When Patsy Cline and Dottie West were in their prime 30 years ago, the country music industry called them “girl singers.”
The guys were the real stars. Some radio stations even limited the number of females on their playlists.
In the 1990s, “girl singers” are called women, and they may be Nashville’s best hope for the future.
Distinctive artists like Deana Carter, Martina McBride, Trisha Yearwood and Shania Twain are much more interesting than most of their male peers, who have formed faceless groups or sound like George Strait wannabes.
Matraca Berg and Sara Evans deserve to be added to the list of top female talent. Both have released stunning CDs that are struggling for the attention of radio programmers.
Berg entranced the audience at last month’s Country Music Association awards show with her ballad, “Back When We Were Beautiful,” which she sang before Garth Brooks was named best entertainer. Earlier, Evans helped induct songwriting great Harlan Howard into the Country Music Hall of Fame.
Evans, 26, sang Howard’s “Tiger by the Tail” as a tribute. He helped her land a recording contract with RCA in 1996 after hearing her version of his classic.
Berg, 33, joined an exclusive club, that includes The Tractors and Mary Chapin Carpenter, who were given prominent performance spots on the CMA show before scoring a major hit.
“Every now and then, a slot on that show is booked because the board or the producer thinks there’s a lot of artistic merit,” said Holly Gleason, Berg’s publicist.
Berg’s fourth album, “Sunday Morning to Saturday Night,” was released on Rising Tide Records after her three efforts for RCA went nowhere. Though her albums have received little recognition, Berg has been one of the best sources of hit material for top female country singers for years.
Among her hits as a writer: “Strawberry Wine” and “We Danced Anyway” for Carter; “Everybody Knows,” “XXX’s and OOO’s” and “Wrong Side of Memphis” for Yearwood; and “Wild Angels” for McBride.
The daughter of a backup singer and guitar player, Berg wrote her first No. 1 song, “Faking Love,” when she was 18. It became a hit for T.G. Sheppard and Karen Brooks in 1982.
Instead of letting McBride or Yearwood record songs like “Along for the Ride” and “The Resurrection,” Berg sang them herself. The resulting CD combines the thoughtfulness and fun of Carter’s smash album “Did I Shave My Legs for This?” with a vocal power that reminds you of McBride.
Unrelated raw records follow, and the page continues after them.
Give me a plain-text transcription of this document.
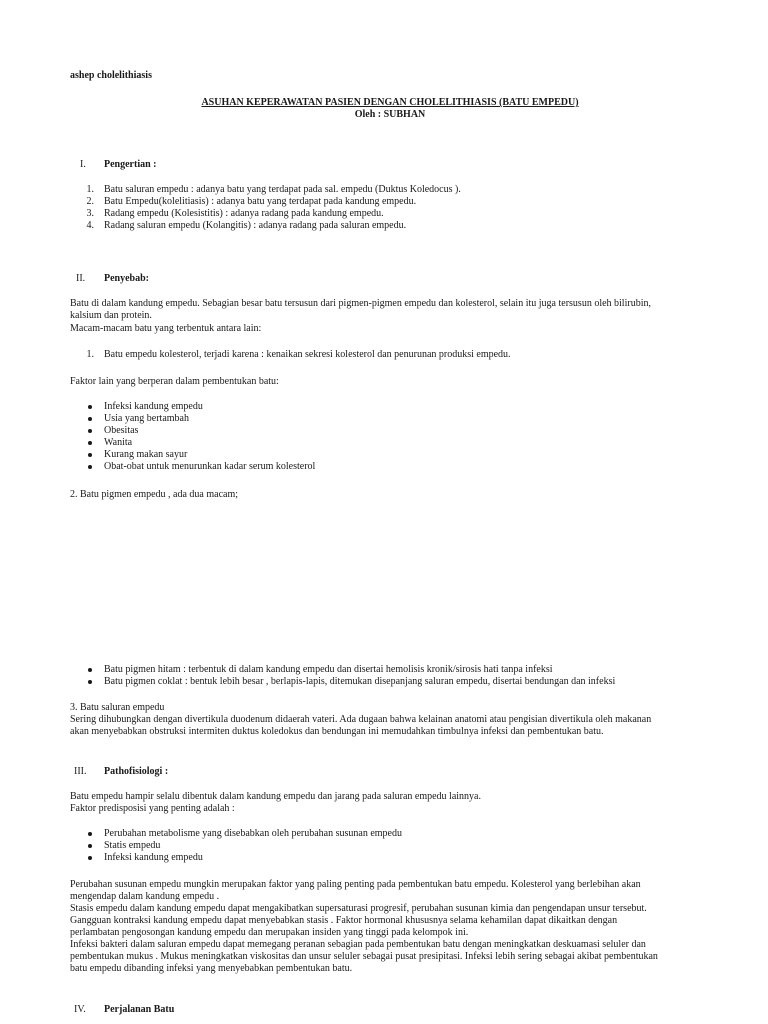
ashep cholelithiasis
ASUHAN KEPERAWATAN PASIEN DENGAN CHOLELITHIASIS (BATU EMPEDU)
Oleh : SUBHAN
I. Pengertian :
1. Batu saluran empedu : adanya batu yang terdapat pada sal. empedu (Duktus Koledocus ).
2. Batu Empedu(kolelitiasis) : adanya batu yang terdapat pada kandung empedu.
3. Radang empedu (Kolesistitis) : adanya radang pada kandung empedu.
4. Radang saluran empedu (Kolangitis) : adanya radang pada saluran empedu.
II. Penyebab:
Batu di dalam kandung empedu. Sebagian besar batu tersusun dari pigmen-pigmen empedu dan kolesterol, selain itu juga tersusun oleh bilirubin,
kalsium dan protein.
Macam-macam batu yang terbentuk antara lain:
1. Batu empedu kolesterol, terjadi karena : kenaikan sekresi kolesterol dan penurunan produksi empedu.
Faktor lain yang berperan dalam pembentukan batu:
Infeksi kandung empedu
Usia yang bertambah
Obesitas
Wanita
Kurang makan sayur
Obat-obat untuk menurunkan kadar serum kolesterol
2. Batu pigmen empedu , ada dua macam;
Batu pigmen hitam : terbentuk di dalam kandung empedu dan disertai hemolisis kronik/sirosis hati tanpa infeksi
Batu pigmen coklat : bentuk lebih besar , berlapis-lapis, ditemukan disepanjang saluran empedu, disertai bendungan dan infeksi
3. Batu saluran empedu
Sering dihubungkan dengan divertikula duodenum didaerah vateri. Ada dugaan bahwa kelainan anatomi atau pengisian divertikula oleh makanan
akan menyebabkan obstruksi intermiten duktus koledokus dan bendungan ini memudahkan timbulnya infeksi dan pembentukan batu.
III. Pathofisiologi :
Batu empedu hampir selalu dibentuk dalam kandung empedu dan jarang pada saluran empedu lainnya.
Faktor predisposisi yang penting adalah :
Perubahan metabolisme yang disebabkan oleh perubahan susunan empedu
Statis empedu
Infeksi kandung empedu
Perubahan susunan empedu mungkin merupakan faktor yang paling penting pada pembentukan batu empedu. Kolesterol yang berlebihan akan
mengendap dalam kandung empedu .
Stasis empedu dalam kandung empedu dapat mengakibatkan supersaturasi progresif, perubahan susunan kimia dan pengendapan unsur tersebut.
Gangguan kontraksi kandung empedu dapat menyebabkan stasis . Faktor hormonal khususnya selama kehamilan dapat dikaitkan dengan
perlambatan pengosongan kandung empedu dan merupakan insiden yang tinggi pada kelompok ini.
Infeksi bakteri dalam saluran empedu dapat memegang peranan sebagian pada pembentukan batu dengan meningkatkan deskuamasi seluler dan
pembentukan mukus . Mukus meningkatkan viskositas dan unsur seluler sebagai pusat presipitasi. Infeksi lebih sering sebagai akibat pembentukan
batu empedu dibanding infeksi yang menyebabkan pembentukan batu.
IV. Perjalanan Batu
Berg knows the music industry is fickle - “Huge today, gone today,” she says - and is undaunted.
“I’ve seen so many projects seem so obvious for what we think country radio would want, and it didn’t do anything,” she said.
“And nobody knows. Nobody knew Deana was going to do what she did…. You just have to do the best work you possibly can and hope. …”
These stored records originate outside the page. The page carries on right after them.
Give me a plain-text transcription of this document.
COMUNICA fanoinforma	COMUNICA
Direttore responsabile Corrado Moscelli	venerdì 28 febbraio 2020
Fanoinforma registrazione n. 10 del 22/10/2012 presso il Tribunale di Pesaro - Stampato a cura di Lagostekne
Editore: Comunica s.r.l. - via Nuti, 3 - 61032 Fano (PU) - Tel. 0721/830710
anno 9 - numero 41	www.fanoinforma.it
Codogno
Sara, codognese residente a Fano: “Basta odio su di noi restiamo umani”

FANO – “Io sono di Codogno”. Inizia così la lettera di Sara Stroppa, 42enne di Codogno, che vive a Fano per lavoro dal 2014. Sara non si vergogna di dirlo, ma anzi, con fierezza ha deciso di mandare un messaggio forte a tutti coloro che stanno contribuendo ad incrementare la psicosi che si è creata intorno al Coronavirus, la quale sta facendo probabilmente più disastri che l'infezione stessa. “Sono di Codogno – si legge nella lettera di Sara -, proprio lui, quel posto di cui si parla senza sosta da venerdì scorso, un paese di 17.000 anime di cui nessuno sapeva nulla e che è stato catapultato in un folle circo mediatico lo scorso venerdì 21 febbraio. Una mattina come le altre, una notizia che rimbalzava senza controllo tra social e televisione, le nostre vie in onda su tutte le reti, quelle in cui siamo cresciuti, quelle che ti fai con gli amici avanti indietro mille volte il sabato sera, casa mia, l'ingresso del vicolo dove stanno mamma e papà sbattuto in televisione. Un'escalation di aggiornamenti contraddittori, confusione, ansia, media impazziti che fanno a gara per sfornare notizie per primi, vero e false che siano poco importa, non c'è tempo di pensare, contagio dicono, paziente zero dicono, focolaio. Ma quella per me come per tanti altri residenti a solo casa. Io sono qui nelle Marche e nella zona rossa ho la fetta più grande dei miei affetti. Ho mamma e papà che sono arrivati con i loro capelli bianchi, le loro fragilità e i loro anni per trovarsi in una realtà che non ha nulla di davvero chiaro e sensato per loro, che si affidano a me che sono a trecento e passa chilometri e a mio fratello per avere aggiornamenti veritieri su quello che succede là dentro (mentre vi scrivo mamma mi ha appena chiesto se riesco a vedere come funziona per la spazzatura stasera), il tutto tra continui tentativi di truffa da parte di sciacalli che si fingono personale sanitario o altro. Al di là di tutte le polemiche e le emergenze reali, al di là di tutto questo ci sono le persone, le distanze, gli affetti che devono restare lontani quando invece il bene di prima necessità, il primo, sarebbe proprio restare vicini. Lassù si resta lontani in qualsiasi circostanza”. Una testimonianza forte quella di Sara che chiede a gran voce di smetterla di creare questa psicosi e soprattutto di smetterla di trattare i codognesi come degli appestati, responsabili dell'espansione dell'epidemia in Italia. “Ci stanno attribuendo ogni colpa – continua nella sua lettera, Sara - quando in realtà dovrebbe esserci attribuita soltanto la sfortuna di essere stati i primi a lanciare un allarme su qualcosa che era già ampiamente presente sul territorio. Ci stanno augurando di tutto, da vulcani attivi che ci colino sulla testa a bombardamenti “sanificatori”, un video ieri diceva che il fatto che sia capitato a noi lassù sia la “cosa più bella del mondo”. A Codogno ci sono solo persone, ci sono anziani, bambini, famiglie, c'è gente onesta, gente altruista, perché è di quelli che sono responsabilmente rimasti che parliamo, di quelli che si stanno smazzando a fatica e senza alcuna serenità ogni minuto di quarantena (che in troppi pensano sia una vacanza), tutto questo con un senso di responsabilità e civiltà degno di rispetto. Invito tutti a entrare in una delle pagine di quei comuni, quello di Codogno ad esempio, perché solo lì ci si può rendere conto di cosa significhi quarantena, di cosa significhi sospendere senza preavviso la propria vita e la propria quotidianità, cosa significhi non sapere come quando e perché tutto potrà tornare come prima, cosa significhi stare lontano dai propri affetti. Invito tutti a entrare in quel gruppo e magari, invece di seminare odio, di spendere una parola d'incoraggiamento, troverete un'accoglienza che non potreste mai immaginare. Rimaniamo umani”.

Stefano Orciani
Evans grew up poor in rural Missouri and started performing with her family band at age 4. She first recorded in Nashville when she was 11, which got her publicity back home but nowhere else.
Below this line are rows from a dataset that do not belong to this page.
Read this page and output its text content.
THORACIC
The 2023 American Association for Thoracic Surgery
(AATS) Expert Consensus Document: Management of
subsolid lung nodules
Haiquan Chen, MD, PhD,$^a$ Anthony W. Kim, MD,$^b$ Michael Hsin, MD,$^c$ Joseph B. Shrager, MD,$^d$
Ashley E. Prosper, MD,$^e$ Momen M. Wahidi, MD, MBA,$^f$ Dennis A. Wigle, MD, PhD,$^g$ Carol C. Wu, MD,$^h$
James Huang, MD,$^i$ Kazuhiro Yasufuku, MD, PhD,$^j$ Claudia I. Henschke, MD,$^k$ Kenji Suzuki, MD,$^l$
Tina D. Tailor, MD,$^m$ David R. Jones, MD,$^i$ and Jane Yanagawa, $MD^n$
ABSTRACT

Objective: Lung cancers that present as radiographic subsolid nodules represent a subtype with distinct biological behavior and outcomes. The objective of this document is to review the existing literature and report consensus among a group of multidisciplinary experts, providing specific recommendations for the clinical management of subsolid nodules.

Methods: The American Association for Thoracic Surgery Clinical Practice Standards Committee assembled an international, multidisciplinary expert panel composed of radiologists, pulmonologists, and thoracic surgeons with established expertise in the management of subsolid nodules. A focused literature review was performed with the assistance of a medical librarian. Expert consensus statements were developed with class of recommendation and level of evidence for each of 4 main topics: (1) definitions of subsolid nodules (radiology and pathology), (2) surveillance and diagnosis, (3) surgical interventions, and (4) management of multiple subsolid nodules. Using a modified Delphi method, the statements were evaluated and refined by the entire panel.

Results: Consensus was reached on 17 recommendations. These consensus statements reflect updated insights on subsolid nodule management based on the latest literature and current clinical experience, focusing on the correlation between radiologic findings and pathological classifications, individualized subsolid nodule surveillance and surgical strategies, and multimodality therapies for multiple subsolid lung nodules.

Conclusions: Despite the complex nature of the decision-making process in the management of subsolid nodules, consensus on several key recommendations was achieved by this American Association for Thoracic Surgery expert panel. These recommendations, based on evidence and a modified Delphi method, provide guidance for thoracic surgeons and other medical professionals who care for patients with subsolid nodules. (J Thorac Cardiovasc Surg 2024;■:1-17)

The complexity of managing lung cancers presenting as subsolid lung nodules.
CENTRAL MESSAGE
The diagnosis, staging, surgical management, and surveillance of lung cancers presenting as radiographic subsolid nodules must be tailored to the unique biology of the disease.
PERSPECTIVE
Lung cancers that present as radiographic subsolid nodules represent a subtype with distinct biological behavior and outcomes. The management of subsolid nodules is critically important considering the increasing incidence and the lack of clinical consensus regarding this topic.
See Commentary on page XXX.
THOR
She continued singing, got married and settled in Oregon in 1992. Sara Evans and North Santiam (named after a river in Oregon) were a popular regional band, opening for Willie Nelson, Tim McGraw and others.
In 1995, she returned to Nashville. Howard’s praise of Evan’s version of “Tiger by the Tail” led to the RCA record deal.
The album “Three Chords and the Truth” was overseen by Pete Anderson, longtime producer of Dwight Yoakam. It harkens back to classic sounds from the past, just as Yoakam’s albums sometimes do. And it features songs by old-timers Justin Tubb, Bill Anderson and Buck Owens.
“I have been called retro a lot. It irritates me,” Evans said.
“It was my goal and Pete’s goal for it to be a timeless thing. I want to wear dresses that could be worn today or could’ve been worn in the 1950s, and I want to have music that could’ve worked in the 1950s and still works today, too.”
The first two singles from “Three Chords and the Truth” made no dent in the charts. Joe Galante, chairman of RCA Label Group-Nashville, said he isn’t discouraged.
He points out country great George Jones recently hand-picked Evans to open a concert in Nashville, and that led to a guest spot for her on the Grand Ole Opry radio show.
“At the same time the guy that’s doing the CMA Awards TV show saw her and put her on the CMA awards,” Galante said.
“So, people see her and are absolutely blown away, and the fact is that we just have to keep working on that process.”